Campana studied kinesiology biomechanics at Penn State, then studied human prosthetics at Northwestern Medical School. Then a veterinarian brought her black lab to his office.
“She said, ‘My dog needs a prosthesis,” Campana said. “I kind of looked at her weird, because I never saw a dog with a prosthesis. (But( I got such joy and fulfillment out of it;.”
That was 17 years ago. He’s had 30,000 animal patients so far, a few of them complicated … especially because he doesn’t sedate them. An elephant in Botswana was “six tons and you’re just underneath him, trying to cast this leg, which takes about 100 roles of fiberglass.”
He tends to be cautious, “especially with horses; they want to kick.”
At first, he said, it might take him a week to make one artificial limb; now he can do it in 2-3 hours. It might cost $750, which is a lot … unless it’s an alternative to a $3,000 surgery.
About four-fifths of his cases are long-distance. Campana will mail a casting kit and (when he gets that back) make the prosthesis, mailing it with instructions.
But some people come to his headquarters in Sterling, Ky. And occasionally, he’ll travel for special cases, including two Thai elephants whose legs were shattered by land mines.
This makes for a busy workday. “I have legs all over the place,” he said, and more – “little cranial caps for chihuahuas, cow legs, custom carts …”
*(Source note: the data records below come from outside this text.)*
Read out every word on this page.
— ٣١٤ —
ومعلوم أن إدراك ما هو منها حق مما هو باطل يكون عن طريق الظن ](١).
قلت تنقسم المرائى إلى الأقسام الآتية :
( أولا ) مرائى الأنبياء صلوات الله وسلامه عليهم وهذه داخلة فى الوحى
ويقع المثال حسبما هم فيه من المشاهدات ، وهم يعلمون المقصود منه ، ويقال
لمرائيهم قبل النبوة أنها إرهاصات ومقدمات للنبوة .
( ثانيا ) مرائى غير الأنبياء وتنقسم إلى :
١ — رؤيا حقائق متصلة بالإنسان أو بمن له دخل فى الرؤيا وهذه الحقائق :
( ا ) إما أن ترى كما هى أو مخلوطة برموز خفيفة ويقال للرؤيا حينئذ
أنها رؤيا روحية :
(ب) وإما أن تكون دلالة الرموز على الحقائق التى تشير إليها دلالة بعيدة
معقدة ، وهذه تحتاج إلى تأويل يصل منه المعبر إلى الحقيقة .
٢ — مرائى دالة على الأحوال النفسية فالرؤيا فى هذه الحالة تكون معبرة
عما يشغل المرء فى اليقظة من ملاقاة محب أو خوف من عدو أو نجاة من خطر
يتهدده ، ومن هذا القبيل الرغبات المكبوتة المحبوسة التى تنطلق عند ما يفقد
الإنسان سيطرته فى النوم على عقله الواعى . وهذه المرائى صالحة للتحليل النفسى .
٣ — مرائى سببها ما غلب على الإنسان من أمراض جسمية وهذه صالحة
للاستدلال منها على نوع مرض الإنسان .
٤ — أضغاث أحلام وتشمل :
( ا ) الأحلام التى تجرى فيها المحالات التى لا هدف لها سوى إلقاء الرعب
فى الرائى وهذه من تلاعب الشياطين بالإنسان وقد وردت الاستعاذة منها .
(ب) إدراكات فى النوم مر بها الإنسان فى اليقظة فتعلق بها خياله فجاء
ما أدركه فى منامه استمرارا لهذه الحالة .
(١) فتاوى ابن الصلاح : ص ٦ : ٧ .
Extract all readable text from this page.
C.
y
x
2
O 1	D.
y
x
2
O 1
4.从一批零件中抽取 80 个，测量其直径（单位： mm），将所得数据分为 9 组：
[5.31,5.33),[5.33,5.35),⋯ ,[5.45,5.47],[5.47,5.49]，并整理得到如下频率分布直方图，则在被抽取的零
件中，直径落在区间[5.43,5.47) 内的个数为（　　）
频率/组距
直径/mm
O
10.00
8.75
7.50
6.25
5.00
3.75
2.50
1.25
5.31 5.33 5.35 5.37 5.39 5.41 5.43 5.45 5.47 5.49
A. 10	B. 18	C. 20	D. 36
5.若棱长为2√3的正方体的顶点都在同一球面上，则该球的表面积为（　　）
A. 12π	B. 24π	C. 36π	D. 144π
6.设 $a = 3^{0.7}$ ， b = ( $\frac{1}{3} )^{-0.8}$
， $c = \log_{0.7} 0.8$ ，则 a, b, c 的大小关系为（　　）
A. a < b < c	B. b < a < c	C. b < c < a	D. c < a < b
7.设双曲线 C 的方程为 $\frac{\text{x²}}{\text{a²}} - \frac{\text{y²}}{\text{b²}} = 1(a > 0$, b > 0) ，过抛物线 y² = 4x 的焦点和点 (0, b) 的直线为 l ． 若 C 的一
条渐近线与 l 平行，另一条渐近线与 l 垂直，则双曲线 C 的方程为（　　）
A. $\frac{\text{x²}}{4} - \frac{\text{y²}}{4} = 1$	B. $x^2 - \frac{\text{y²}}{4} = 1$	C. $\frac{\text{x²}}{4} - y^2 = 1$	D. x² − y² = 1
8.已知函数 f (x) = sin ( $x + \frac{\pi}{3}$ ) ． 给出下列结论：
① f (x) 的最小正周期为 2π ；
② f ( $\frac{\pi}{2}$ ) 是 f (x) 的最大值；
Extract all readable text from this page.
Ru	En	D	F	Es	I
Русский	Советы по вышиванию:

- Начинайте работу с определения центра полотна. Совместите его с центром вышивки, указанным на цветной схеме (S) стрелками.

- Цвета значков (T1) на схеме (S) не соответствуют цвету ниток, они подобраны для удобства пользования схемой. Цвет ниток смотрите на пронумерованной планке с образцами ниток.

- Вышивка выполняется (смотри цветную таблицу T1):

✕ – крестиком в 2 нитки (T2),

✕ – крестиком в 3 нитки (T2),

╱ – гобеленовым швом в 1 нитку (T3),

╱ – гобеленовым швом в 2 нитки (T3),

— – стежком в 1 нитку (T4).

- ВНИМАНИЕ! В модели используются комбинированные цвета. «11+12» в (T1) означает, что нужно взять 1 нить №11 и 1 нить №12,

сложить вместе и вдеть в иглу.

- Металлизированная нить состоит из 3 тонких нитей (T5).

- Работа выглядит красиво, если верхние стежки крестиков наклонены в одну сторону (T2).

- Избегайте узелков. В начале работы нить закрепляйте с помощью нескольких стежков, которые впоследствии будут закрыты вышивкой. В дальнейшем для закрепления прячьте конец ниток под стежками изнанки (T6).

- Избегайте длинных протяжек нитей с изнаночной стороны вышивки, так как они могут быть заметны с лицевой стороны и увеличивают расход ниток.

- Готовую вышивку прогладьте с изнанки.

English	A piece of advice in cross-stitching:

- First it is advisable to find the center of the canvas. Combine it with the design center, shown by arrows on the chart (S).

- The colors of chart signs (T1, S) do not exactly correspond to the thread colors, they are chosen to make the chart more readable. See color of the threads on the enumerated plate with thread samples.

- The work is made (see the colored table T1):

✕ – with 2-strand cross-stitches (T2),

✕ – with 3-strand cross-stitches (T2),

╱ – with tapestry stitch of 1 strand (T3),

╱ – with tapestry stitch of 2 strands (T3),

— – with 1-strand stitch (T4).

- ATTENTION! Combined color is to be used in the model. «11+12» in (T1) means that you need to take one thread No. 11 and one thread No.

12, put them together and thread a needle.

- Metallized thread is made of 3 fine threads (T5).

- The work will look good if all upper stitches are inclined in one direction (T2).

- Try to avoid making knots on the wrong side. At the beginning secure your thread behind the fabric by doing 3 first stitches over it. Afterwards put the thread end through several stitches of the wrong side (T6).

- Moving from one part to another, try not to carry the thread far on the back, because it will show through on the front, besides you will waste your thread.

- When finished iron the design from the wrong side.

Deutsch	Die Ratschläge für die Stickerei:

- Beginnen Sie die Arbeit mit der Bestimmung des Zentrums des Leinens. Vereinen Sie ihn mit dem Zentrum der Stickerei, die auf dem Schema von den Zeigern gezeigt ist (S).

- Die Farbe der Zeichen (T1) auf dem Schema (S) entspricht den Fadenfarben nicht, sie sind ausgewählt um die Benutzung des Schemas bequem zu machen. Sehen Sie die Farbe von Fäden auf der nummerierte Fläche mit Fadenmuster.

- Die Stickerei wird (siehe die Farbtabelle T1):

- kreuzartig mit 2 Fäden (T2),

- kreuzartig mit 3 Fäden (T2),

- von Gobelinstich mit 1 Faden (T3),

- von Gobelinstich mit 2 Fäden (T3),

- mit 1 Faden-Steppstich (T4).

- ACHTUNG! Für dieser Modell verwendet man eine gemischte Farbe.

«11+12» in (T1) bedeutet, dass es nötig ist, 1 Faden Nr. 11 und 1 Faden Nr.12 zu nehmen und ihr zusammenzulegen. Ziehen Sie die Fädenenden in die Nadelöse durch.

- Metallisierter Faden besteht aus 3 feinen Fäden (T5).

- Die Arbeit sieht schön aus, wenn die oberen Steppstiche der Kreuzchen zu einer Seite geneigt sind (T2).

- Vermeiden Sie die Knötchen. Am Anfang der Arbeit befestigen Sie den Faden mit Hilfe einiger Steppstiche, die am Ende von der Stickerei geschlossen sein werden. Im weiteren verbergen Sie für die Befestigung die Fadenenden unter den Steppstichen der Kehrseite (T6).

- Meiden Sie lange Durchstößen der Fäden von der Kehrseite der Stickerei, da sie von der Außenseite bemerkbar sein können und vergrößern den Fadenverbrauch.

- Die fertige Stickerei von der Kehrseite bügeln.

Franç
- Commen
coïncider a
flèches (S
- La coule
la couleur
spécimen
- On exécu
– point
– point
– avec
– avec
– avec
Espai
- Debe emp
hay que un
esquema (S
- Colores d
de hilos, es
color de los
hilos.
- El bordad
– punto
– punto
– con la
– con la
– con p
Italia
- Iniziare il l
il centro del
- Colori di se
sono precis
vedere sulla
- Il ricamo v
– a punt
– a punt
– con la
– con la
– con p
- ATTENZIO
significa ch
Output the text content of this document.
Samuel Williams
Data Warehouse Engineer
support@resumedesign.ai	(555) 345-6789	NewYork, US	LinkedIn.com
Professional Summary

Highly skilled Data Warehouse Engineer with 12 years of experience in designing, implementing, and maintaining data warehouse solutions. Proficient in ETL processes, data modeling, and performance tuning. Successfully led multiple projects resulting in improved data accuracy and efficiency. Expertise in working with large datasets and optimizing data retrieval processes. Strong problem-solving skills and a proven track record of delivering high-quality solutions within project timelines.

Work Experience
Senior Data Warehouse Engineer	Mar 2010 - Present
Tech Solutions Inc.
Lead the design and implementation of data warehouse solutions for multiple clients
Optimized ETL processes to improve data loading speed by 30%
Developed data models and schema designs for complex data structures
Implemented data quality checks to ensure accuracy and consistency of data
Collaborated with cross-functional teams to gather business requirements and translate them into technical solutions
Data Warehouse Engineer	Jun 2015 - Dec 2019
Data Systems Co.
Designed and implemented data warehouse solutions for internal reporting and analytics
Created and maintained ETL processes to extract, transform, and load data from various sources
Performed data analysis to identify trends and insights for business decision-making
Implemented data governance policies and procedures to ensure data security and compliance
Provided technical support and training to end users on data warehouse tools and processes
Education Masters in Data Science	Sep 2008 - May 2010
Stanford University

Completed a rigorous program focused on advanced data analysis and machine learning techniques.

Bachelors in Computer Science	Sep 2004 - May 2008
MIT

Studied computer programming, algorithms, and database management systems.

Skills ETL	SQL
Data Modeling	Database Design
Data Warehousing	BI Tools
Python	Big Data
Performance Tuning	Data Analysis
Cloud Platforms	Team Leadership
Still, he’d prefer more personal contact. The show has him go to customers with his mobile limb lab and his dog Henry. “He’s not only a little, squishy, cuddly guy,” Campana said. “He’s a true helper, kind of a theraphy dog to get these animals really excited and really used to these prosthetics.”
Words like “squishy” and “cuddly” fit “Wizard of Paws.” It’s “another feel-good show,” Juriansz said, in a network that wants you to be feeling fine.
BYUtv is on cable, oln satellite and online (www.byutv.org). It occasionally reflects the fact that it’s at a Mormon university in Utah, especially with a surge of Christmastime specials. But more often, it simply offers a 1950s-style blend of reruns, movies, new comedies, an Australian drama and reality.
“I’m not Mormon, “ Campana said, “but … I’m just so happy BYUtv reacehd out to me.”